Eigentlich arbeitet Abdurrahim Özüdoğru in einer Fabrik. Nebenbei nimmt er in seiner Änderungsschneiderei in der Gyulaer Straße im Nürnberger Stadtteil Steinbühl Kleidung an, um sie auszubessern. In dem kleinen Eckladen wird der 49-Jährige am späten Nachmittag mit zwei Kopfschüssen hingerichtet. Gegen 21.30 Uhr entdeckt ein Passant den Toten. Er blickt von der Straße aus in das Geschäft, weil dort noch Licht brennt. Özüdoğru sitzt auf dem Boden, in einer Blutlache.
So berichtete die "Nürnberger Zeitung" am 16. Juni 2001 über den Mord an Abdurrahim Özüdoğru. Die Dimension dieser Mordserie erahnte damals keiner.
Süleyman Taşköprü und sein Vater betreiben einen Obst- und Gemüseladen in Hamburg-Bahrenfeld. Als sie die Auslagen aufgebaut haben, fährt der Vater kurz weg. Gegen 11 Uhr kommen die Killer. Ohne Warnung schießen sie auf Süleyman Taşköprü (31). Sie geben drei Schüsse ab, aus zwei unterschiedlichen Waffen. Taşköprüs Vater findet kurz darauf seinen sterbenden Sohn.
Der Gemüsehändler Habil Kılıç wird in München-Ramersdorf ermordet. Eigentlich arbeitet der 38-Jährige in der Großmarkthalle. Doch vor wenigen Monaten hat er mit seiner Frau einen Frischwaren-Laden eröffnet. Er ist an diesem Tag allein dort. Die Täter kommen gegen 10.45 Uhr. Sie töten ihn mit zwei Schüssen. Anders als bei den Morden vorher werden keine Patronenhülsen am Tatort gefunden.

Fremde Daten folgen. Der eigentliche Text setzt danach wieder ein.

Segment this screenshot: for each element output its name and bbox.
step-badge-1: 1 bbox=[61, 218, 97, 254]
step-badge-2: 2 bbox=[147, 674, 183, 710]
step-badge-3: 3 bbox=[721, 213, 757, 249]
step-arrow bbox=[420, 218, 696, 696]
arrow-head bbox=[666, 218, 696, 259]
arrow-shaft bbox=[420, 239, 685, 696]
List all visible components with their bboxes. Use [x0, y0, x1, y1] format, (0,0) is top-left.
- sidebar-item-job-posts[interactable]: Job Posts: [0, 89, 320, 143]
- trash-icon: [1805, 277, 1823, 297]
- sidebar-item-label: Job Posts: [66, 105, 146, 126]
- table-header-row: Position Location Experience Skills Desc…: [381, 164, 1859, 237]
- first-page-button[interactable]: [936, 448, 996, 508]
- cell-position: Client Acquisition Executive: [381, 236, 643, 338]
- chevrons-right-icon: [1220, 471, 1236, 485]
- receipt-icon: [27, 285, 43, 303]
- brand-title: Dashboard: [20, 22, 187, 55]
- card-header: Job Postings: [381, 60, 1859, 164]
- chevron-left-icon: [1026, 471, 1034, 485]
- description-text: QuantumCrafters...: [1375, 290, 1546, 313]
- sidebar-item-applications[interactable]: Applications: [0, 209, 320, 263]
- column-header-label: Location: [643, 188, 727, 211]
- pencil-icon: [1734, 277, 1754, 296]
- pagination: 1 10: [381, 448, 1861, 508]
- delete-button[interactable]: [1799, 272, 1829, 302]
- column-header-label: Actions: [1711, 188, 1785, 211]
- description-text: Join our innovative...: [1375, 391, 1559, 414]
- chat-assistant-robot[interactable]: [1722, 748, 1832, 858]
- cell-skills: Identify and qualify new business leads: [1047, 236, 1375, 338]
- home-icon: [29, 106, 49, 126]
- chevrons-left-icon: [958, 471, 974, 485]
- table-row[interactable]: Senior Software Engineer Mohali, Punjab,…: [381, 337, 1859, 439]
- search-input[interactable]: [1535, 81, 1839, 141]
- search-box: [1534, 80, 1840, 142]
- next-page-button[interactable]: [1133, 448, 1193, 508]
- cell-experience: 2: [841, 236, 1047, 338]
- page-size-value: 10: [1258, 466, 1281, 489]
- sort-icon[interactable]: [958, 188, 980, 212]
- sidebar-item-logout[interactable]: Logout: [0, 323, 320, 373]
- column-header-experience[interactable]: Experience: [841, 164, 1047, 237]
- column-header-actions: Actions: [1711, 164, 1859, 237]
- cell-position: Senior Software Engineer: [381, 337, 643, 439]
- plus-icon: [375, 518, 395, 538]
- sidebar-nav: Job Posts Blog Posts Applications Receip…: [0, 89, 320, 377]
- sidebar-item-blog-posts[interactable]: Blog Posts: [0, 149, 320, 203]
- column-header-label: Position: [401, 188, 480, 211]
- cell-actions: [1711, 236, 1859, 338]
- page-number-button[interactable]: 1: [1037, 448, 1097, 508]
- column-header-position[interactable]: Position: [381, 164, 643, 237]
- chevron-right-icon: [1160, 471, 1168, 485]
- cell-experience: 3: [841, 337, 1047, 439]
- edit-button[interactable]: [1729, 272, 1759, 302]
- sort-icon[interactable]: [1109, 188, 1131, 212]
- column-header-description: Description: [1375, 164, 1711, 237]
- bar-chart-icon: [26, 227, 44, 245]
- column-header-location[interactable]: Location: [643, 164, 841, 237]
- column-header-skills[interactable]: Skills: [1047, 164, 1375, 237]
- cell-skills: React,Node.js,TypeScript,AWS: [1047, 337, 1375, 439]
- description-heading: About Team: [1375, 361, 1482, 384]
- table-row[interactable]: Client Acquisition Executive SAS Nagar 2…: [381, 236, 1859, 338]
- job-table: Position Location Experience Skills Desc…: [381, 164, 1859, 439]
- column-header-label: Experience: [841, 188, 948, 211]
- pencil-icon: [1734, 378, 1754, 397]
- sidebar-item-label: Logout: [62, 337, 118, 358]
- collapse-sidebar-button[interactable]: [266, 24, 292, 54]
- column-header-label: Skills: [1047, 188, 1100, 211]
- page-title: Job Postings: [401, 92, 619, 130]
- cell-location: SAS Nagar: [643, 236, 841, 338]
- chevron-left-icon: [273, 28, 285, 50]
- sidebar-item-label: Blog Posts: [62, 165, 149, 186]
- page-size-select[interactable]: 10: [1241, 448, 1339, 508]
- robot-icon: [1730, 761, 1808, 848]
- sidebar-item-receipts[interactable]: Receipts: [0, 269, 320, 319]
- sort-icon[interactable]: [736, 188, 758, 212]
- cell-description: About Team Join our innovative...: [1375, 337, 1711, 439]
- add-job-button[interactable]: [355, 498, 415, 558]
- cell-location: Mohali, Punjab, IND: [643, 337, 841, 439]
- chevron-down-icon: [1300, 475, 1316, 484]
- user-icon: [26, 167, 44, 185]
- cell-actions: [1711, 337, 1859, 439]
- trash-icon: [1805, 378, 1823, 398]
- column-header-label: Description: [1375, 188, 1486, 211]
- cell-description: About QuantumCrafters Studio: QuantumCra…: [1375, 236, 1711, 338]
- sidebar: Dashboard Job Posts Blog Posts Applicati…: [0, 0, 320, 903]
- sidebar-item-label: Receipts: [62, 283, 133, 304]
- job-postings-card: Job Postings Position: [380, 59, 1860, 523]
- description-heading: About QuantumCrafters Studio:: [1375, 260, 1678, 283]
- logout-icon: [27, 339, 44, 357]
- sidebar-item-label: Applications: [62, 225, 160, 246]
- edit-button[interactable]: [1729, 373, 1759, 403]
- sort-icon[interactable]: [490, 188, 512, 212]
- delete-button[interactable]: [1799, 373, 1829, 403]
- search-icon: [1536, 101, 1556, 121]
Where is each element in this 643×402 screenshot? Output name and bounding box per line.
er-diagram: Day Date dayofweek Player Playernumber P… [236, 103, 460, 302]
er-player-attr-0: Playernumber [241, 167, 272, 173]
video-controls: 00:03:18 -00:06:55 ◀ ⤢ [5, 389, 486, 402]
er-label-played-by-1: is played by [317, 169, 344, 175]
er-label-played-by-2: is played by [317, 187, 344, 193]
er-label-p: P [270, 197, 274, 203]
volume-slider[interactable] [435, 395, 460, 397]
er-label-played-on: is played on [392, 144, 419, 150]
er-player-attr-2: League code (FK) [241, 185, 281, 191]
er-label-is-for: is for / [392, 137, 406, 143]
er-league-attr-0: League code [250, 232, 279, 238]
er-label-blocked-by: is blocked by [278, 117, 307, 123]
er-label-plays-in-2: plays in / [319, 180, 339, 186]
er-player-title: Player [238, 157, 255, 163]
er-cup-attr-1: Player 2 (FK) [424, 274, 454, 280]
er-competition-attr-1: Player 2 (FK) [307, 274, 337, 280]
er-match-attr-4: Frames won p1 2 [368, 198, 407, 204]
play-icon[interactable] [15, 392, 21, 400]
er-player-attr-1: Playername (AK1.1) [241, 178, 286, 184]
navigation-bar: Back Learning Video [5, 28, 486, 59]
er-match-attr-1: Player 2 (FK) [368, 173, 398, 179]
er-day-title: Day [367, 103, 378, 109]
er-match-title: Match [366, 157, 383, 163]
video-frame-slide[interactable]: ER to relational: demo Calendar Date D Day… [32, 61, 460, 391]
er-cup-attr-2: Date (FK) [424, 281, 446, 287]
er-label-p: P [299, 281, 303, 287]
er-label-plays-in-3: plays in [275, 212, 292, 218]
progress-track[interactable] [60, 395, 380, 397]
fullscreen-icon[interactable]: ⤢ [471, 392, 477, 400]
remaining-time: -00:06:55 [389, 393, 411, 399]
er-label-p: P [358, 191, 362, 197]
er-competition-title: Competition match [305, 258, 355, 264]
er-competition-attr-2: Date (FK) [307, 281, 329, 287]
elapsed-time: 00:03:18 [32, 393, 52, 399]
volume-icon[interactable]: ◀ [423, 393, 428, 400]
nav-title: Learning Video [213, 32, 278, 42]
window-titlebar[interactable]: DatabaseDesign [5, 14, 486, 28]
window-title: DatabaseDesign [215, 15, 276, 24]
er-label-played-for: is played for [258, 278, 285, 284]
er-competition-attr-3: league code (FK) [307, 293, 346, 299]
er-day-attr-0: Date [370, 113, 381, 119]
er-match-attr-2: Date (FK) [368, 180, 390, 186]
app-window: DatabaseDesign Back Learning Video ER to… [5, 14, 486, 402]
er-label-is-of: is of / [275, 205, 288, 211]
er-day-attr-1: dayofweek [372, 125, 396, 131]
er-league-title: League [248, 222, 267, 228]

In einem iranischen Lebensmittelgeschäft in Köln explodiert ein Sprengsatz. Die 19-jährige Tochter des Chefs erleidet schwere Verbrennungen. Der Sprengsatz war als Geschenkkorb getarnt kurz vor Weihnachten von einem vermeintlichen Kunden in den Laden gebracht worden. Es lag bereits eine Gebäckdose darin. Der Kunde legte Lebensmittel aus dem Regal dazu. Als er zahlen sollte, behauptete er, sein Geld vergessen zu haben und welches holen zu wollen. Den Korb ließ er stehen. Er kam nie zurück. Am 19. Januar öffnet die Tochter des Ladeninhabers die Gebäckdose. Diese explodiert.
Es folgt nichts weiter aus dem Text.